¿Cuál es la característica más importante del adulto que acompaña el aprendizaje de un niño?

Es el adulto en proceso el mejor acompañante del niño.

En el camino de la educación, tanto el niño como el adulto deben entender el proceso de aprendizaje no como un mero acto de acumulación y transmisión de conocimientos, sino como una invitación continua y génesis de sí misma a descubrir y reconocer la potencialidad del ser. Esta postura se distancia de la noción tradicional que asume que el conocimiento previamente adquirido es el único habilitador del ser y de su hacer; es decir, que solo se puede actuar a partir de lo que ya se sabe. Más bien, es la consciencia de que siempre se puede aprender lo necesario, en cualquier momento, lo que verdaderamente empodera.

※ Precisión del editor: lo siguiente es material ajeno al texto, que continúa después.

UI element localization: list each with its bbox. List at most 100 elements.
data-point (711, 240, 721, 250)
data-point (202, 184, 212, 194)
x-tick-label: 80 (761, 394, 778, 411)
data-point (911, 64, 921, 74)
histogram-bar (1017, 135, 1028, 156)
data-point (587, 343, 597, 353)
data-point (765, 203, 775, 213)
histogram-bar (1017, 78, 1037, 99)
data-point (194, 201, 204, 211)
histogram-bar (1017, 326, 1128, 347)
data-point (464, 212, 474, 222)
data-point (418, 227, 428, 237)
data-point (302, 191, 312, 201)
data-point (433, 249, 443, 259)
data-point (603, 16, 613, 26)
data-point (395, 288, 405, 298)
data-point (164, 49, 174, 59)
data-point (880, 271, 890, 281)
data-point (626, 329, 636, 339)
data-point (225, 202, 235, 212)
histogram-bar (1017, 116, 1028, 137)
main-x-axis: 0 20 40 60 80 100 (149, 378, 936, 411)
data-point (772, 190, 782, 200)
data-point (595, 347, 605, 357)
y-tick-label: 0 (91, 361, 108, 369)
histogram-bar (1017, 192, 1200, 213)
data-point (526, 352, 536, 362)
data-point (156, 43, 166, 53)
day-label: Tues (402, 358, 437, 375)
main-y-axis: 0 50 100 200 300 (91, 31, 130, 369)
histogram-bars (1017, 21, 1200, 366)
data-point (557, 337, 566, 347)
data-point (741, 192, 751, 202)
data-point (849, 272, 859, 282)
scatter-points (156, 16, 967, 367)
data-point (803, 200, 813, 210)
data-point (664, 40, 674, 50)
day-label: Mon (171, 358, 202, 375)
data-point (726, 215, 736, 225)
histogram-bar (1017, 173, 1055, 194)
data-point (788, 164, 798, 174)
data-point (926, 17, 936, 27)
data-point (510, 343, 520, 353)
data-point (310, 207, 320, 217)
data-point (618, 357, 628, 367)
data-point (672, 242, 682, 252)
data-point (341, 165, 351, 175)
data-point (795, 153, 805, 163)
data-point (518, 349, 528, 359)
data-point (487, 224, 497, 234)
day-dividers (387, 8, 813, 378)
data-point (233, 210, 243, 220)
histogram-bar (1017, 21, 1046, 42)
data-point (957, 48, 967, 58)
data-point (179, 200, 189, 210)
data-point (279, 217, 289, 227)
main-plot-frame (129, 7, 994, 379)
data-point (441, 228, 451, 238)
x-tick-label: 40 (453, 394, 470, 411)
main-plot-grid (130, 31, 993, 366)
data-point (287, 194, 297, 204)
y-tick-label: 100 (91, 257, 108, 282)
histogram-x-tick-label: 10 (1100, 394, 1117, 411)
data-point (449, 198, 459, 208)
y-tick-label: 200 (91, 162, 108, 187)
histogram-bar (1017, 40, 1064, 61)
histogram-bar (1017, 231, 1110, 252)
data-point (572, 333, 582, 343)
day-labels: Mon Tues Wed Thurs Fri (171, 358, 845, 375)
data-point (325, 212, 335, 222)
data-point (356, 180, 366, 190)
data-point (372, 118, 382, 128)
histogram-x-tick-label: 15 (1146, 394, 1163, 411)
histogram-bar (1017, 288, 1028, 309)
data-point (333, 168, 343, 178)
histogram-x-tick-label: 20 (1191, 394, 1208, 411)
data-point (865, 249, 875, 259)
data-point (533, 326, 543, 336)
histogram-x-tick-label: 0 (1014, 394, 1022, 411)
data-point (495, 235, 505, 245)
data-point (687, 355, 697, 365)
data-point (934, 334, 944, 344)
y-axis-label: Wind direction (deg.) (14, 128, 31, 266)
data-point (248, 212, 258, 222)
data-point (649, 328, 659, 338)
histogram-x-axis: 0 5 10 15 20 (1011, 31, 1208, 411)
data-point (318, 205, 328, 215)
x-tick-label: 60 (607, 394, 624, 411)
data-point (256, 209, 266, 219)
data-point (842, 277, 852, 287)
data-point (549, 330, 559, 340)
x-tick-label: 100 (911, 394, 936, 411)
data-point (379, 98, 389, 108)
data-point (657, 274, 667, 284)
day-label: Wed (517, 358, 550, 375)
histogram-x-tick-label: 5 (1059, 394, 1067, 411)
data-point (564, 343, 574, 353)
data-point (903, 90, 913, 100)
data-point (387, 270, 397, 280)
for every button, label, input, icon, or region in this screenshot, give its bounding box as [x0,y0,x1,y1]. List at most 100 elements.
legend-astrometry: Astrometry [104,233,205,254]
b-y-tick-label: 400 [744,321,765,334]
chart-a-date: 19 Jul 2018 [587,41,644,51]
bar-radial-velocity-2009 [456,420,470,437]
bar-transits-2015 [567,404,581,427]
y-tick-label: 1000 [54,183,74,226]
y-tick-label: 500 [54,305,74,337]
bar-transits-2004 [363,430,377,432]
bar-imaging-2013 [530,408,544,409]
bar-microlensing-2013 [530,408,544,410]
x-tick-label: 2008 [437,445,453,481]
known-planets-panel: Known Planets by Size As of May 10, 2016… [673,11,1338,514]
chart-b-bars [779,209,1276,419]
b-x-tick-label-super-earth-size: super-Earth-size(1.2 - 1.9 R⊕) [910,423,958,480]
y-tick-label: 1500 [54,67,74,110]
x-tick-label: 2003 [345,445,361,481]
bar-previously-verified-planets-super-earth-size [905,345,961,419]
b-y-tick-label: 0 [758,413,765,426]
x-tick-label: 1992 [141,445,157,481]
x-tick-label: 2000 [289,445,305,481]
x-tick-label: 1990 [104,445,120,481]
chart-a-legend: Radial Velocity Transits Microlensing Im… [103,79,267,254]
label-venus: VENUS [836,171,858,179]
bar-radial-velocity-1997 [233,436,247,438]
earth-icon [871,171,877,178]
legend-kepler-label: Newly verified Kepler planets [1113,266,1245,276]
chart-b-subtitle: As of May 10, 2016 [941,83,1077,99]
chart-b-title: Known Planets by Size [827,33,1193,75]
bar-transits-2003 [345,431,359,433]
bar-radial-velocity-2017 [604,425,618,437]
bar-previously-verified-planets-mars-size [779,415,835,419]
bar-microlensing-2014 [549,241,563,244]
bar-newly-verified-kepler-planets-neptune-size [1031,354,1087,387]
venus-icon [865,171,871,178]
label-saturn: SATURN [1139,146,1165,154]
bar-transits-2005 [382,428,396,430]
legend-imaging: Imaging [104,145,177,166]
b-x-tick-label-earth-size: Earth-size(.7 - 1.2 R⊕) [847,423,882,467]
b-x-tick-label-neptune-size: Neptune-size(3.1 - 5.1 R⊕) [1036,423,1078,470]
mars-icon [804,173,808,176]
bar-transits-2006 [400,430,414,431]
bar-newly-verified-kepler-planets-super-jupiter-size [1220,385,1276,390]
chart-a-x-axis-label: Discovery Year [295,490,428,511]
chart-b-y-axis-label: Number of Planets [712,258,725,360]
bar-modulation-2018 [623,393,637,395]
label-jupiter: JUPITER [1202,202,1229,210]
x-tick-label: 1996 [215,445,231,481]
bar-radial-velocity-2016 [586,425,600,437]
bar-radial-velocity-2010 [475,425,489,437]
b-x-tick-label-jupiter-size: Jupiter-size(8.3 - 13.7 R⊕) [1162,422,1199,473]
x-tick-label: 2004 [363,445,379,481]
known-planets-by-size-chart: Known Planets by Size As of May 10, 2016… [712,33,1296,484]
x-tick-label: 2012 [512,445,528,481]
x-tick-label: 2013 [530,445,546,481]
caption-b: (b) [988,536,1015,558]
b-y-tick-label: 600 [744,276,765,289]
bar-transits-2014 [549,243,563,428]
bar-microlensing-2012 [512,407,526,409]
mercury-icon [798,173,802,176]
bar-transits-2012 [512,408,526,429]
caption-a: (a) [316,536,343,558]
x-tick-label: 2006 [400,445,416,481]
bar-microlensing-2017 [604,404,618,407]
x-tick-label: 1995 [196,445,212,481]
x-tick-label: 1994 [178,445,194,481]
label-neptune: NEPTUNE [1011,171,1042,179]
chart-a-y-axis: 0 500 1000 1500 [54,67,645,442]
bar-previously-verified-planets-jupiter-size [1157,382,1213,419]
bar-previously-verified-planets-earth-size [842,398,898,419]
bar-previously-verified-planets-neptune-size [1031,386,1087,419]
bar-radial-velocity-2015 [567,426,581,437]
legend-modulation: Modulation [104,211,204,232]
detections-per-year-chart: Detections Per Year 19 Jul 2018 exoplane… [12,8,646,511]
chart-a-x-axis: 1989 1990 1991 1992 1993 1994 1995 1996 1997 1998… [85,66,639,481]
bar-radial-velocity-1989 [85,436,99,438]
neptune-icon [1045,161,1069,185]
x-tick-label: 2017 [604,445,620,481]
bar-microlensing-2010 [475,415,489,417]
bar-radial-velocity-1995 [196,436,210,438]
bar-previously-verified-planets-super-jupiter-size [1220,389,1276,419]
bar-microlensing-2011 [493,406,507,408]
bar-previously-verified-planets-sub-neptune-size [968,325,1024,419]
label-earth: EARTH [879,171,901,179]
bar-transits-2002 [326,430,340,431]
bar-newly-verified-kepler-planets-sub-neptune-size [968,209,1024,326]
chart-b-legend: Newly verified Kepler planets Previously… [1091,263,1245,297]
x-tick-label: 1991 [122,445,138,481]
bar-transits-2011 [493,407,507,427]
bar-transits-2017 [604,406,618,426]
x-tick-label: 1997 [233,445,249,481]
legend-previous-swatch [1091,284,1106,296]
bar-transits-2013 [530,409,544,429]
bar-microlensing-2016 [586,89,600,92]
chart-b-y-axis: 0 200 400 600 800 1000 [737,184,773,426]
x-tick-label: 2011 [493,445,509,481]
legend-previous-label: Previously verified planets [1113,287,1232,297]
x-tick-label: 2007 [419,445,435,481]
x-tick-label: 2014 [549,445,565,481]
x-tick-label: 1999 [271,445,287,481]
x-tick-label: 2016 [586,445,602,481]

Cuando un niño se sumerge en su proceso educativo, lo fundamental no es la información que recibe, sino la percepción de su capacidad para aprender lo que desee, cuando lo desee y cuando lo necesite. El reconocimiento de esta potencialidad es lo que le otorga la verdadera libertad y habilidad para navegar su propio crecimiento. Este despertar no solo facilita el aprendizaje de nuevos conceptos, sino que también enraíza en el niño la convicción de que puede explorar y conquistar cualquier terreno que elija en su vida. Y este momento de realización debe ser, sin lugar a duda alguna, uno de los principales objetivos del proceso educativo de los niños. Esta comprensión está por encima de enseñar habilidades específicas como leer o sumar.

En contraposición, el enfoque educativo tradicional tiende a imponer una “mentalidad fija”, replicando contenidos y actividades de manera mecánica, año tras año, sin permitir variaciones significativas que fomenten el descubrimiento. Este esquema riguroso, donde la repetición se convierte en el eje central del proceso, estandariza tanto a los educadores como a los niños, anulando la posibilidad de que emerjan nuevas formas de entender el aprendizaje. Se enseña implícitamente a los niños que primero deben saber para luego hacer, lo cual no solo limita su desarrollo, sino que también perpetúa una visión estática del conocimiento.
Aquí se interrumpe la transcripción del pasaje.